Pixels traded within a descending channel throughout the session, with key support identified near $0.03136 and resistance forming at $0.03176 and $0.03199. A bullish reversal pattern emerged as the price bounced off the support level, suggesting a potential short-term bottoming process. A doji near the session high and a hanging man near the mid-session low indicate indecision among traders.
On the 15-minute chart, the 20-period moving average currently sits above the price, indicating bearish bias in the short term. The 50-period line is also above the 20-period line, reinforcing the downward momentum. On the daily chart, the 50-period line remains above the 100-period and 200-period lines, suggesting a continuation of the broader bearish trend unless a strong breakout occurs.

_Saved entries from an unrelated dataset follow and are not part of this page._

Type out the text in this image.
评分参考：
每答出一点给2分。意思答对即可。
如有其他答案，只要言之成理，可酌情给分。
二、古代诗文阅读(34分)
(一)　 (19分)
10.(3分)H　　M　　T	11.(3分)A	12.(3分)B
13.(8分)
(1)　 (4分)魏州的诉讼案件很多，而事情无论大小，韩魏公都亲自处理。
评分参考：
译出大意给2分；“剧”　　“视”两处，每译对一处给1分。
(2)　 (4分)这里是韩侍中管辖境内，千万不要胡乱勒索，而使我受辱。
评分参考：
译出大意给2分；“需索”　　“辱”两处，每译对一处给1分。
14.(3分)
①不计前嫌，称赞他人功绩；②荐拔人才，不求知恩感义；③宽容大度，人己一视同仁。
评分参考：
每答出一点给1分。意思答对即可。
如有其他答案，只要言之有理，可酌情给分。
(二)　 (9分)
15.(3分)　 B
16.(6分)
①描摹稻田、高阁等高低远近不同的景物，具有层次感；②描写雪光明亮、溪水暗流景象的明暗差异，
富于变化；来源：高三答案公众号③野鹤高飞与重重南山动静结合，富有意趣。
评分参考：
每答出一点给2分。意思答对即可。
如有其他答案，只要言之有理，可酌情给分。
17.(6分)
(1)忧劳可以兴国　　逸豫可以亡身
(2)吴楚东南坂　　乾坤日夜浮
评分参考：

The MACD histogram showed a divergence with price action late in the session, as the price dropped but the histogram began to show smaller bearish bars. RSI reached oversold territory, with the indicator dipping below 30, suggesting the price could see a near-term bounce. However, a sustained close above key moving averages would be needed to confirm a reversal.
Bollinger Bands initially showed a period of tight consolidation before expanding sharply in response to the intraday decline. Price action closed near the upper band on the rebound, indicating that volatility may continue to expand. If price remains within the bands, it may suggest range-bound behavior ahead; a breakout beyond the bands could signal a new trend phase.
Volume spiked significantly during the intraday decline, with a 15-minute period showing 7.1 million in volume. Notional turnover mirrored this pattern, suggesting conviction in the sell-off. However, volume during the rebound was relatively lighter, raising a question about the strength of the reversal. A divergence in volume and price may suggest caution for traders expecting a strong bounce.
Applying Fibonacci retracements to the recent 15-minute swing low and high, key levels to watch include 38.2% at $0.03176 and 61.8% at $0.03199. If the price can maintain above these levels with increasing volume, it could confirm a bullish rebound. A failure to hold above 38.2% could indicate the continuation of the bearish trend.
In the next 24 hours, Pixels (PIXELUSDT) may consolidate near $0.03158–$0.03176, with potential for a test of the 38.2% Fibonacci level. However, traders should remain cautious of a potential breakdown if volume spikes again and price action fails to confirm bullish signals.